Research Overview

We are broadly interested in the genetic basis of evolutionary change and specifically interested in the role of changes in gene regulation. We combine analysis of gene expression with population genetic and molecular evolution models to understand when changes in cis-regulatory sequences matter. In yeast we study diversification of Saccharomyces species and differentiation of wild and domesticated strains of S. cerevisiae used for beer, bread and wine production. In humans we study the genetic basis of preterm birth. Our goal is to understand how these systems evolved.  Current projects include:

Transcriptional dynamics

Most cis-regulatory sequences are defined by expression levels (on/off) or expression patterns (e.g. developmental stage). However, cis-regulatory sequences may also control transcriptional dynamics, for example how long it takes to activate a gene. We are currently investigating mutations that alter transcriptional dynamics and their phenotypic consequences using allele-specific expression and fitness assays.

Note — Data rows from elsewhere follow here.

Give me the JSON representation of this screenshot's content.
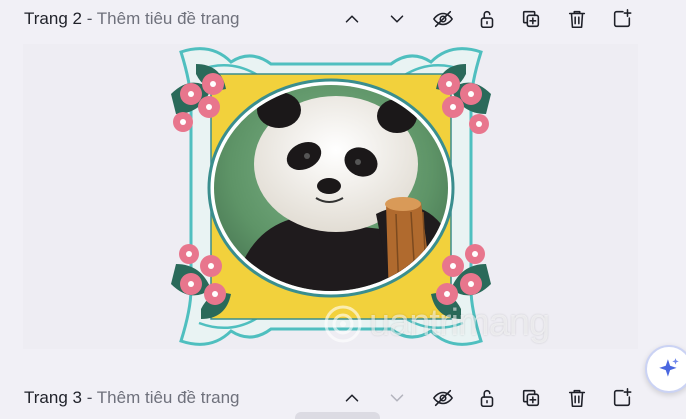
{
  "pages": [
    {
      "label": "Trang 2",
      "separator": "-",
      "subtitle": "Thêm tiêu đề trang"
    },
    {
      "label": "Trang 3",
      "separator": "-",
      "subtitle": "Thêm tiêu đề trang"
    }
  ],
  "toolbar_icons": [
    "chevron-up-icon",
    "chevron-down-icon",
    "eye-off-icon",
    "lock-open-icon",
    "duplicate-page-icon",
    "trash-icon",
    "add-page-icon"
  ],
  "watermark": {
    "text": "uantrimang"
  },
  "colors": {
    "frame_yellow": "#f2d13c",
    "frame_teal": "#4fbfbf",
    "flower_pink": "#e8768d",
    "leaf_green": "#2a6a5a",
    "ai_accent": "#4a67e0"
  }
}
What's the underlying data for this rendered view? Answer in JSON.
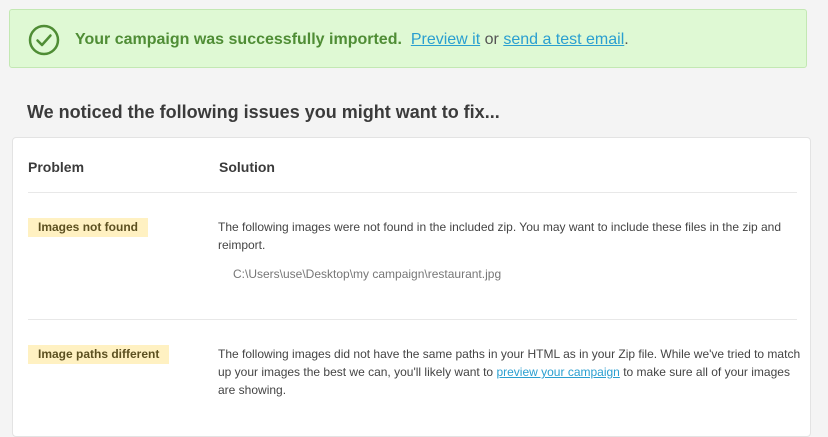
{
  "banner": {
    "message": "Your campaign was successfully imported.",
    "preview_link": "Preview it",
    "or_text": "or",
    "test_email_link": "send a test email",
    "period": ".",
    "icon": "check-circle-icon",
    "accent_color": "#4f8d35",
    "link_color": "#2a9fd0",
    "background_color": "#dff9d4"
  },
  "issues": {
    "heading": "We noticed the following issues you might want to fix...",
    "columns": {
      "problem": "Problem",
      "solution": "Solution"
    },
    "rows": [
      {
        "problem": "Images not found",
        "solution": "The following images were not found in the included zip. You may want to include these files in the zip and reimport.",
        "files": [
          "C:\\Users\\use\\Desktop\\my campaign\\restaurant.jpg"
        ]
      },
      {
        "problem": "Image paths different",
        "solution_before": "The following images did not have the same paths in your HTML as in your Zip file. While we've tried to match up your images the best we can, you'll likely want to",
        "solution_link": "preview your campaign",
        "solution_after": "to make sure all of your images are showing."
      }
    ]
  }
}
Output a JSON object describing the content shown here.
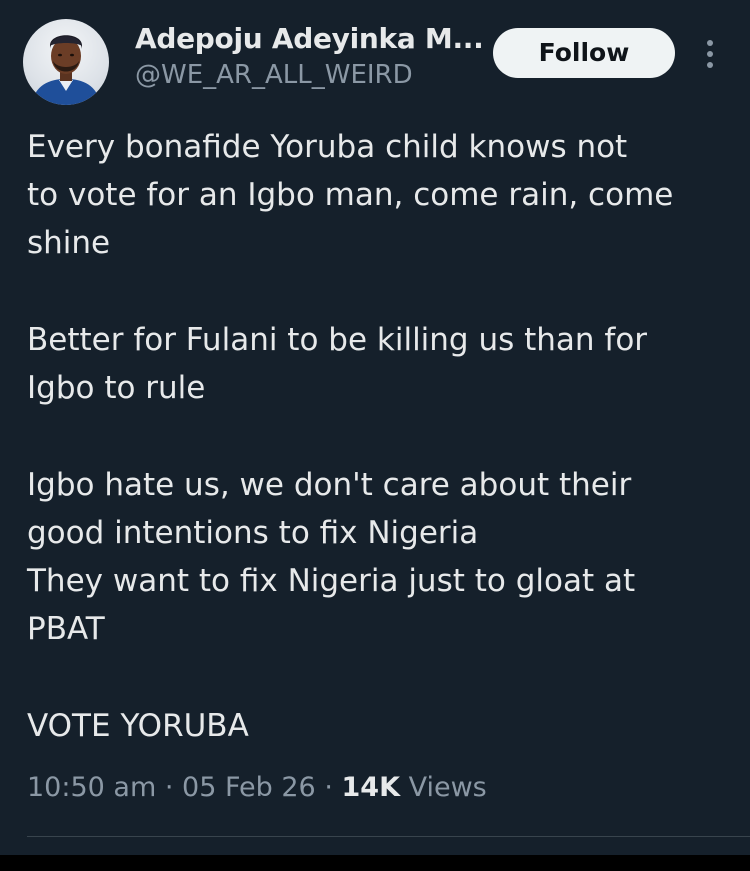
{
  "author": {
    "display_name": "Adepoju Adeyinka M...",
    "handle": "@WE_AR_ALL_WEIRD",
    "avatar_icon": "user-avatar"
  },
  "follow_button": {
    "label": "Follow"
  },
  "more_menu_icon": "vertical-ellipsis-icon",
  "tweet": {
    "paragraphs": [
      {
        "lines": [
          "Every bonafide Yoruba child knows not",
          "to vote for an Igbo man, come rain, come",
          "shine"
        ]
      },
      {
        "lines": [
          "Better for Fulani to be killing us than for",
          "Igbo to rule"
        ]
      },
      {
        "lines": [
          "Igbo hate us, we don't care about their",
          "good intentions to fix Nigeria",
          "They want to fix Nigeria just to gloat at",
          "PBAT"
        ]
      },
      {
        "lines": [
          "VOTE YORUBA"
        ]
      }
    ]
  },
  "meta": {
    "time": "10:50 am",
    "separator": "·",
    "date": "05 Feb 26",
    "views_count": "14K",
    "views_label": "Views"
  },
  "colors": {
    "background": "#15202b",
    "text_primary": "#e7e9ea",
    "text_secondary": "#8b98a5",
    "follow_button_bg": "#eff3f4",
    "follow_button_text": "#0f1419"
  }
}
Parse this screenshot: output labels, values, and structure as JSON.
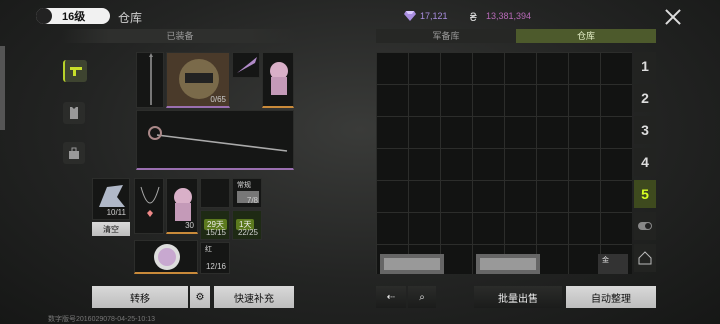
{
  "header": {
    "level": "16级",
    "title": "仓库",
    "gems": "17,121",
    "coins": "13,381,394"
  },
  "tabs": {
    "equipped": "已装备",
    "armory": "军备库",
    "warehouse": "仓库"
  },
  "equipped": {
    "helmet_count": "0/65"
  },
  "backpack": {
    "dragon_count": "10/11",
    "clear_label": "清空",
    "box_tag": "常规",
    "box_count": "7/8",
    "cat_count": "30",
    "day1": "29天",
    "day1_count": "15/15",
    "day2": "1天",
    "day2_count": "22/25",
    "red_tag": "红",
    "red_count": "12/16"
  },
  "pages": [
    "1",
    "2",
    "3",
    "4",
    "5"
  ],
  "gold_tag": "金",
  "buttons": {
    "transfer": "转移",
    "quick_refill": "快速补充",
    "batch_sell": "批量出售",
    "auto_sort": "自动整理"
  },
  "footer_text": "数字版号2016029078-04-25-10:13",
  "colors": {
    "active_green": "#d6ff22",
    "gem": "#a98ee0",
    "coin": "#b86ab8"
  }
}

Domestication and diversification of yeast

Yeast has evolved the amazing ability to ferment sugar in the presence of oxygen, providing us with beer, bread and wine. While this fermentative lifestyle is not unique to S. cerevisiaeS. cerevisiae is the predominate species used for the production of fermented foods and beverages. One characteristic unique to S. cerevisiae is that it consistently outcompetes other microbes during wine fermentations. We are interested in which genes and what genetic changes lead to S. cerevisiae‘s unique characteristics and its widespread use for fermentation.

Preterm birth

Despite the importance of delivering at the right time, we still do not understand what causes women to go into labor. In mice, labor is induced by loss of the hormone progesterone. However in humans progesterone levels remain high at the onset of labor. One reason why progesterone signaling and the initiation of labor may have changed during human evolution is to accommodate cephalopelvic constraints imposed by changes in brain size and the pelvis. In addition to morphological changes, the vaginal microbiome substantially differs between humans and other primates and has been associated with preterm birth. We are working on collaborative projects to identify genetic factors that cause women to go into labor and elucidate the role of vaginal microbial communities in preterm birth.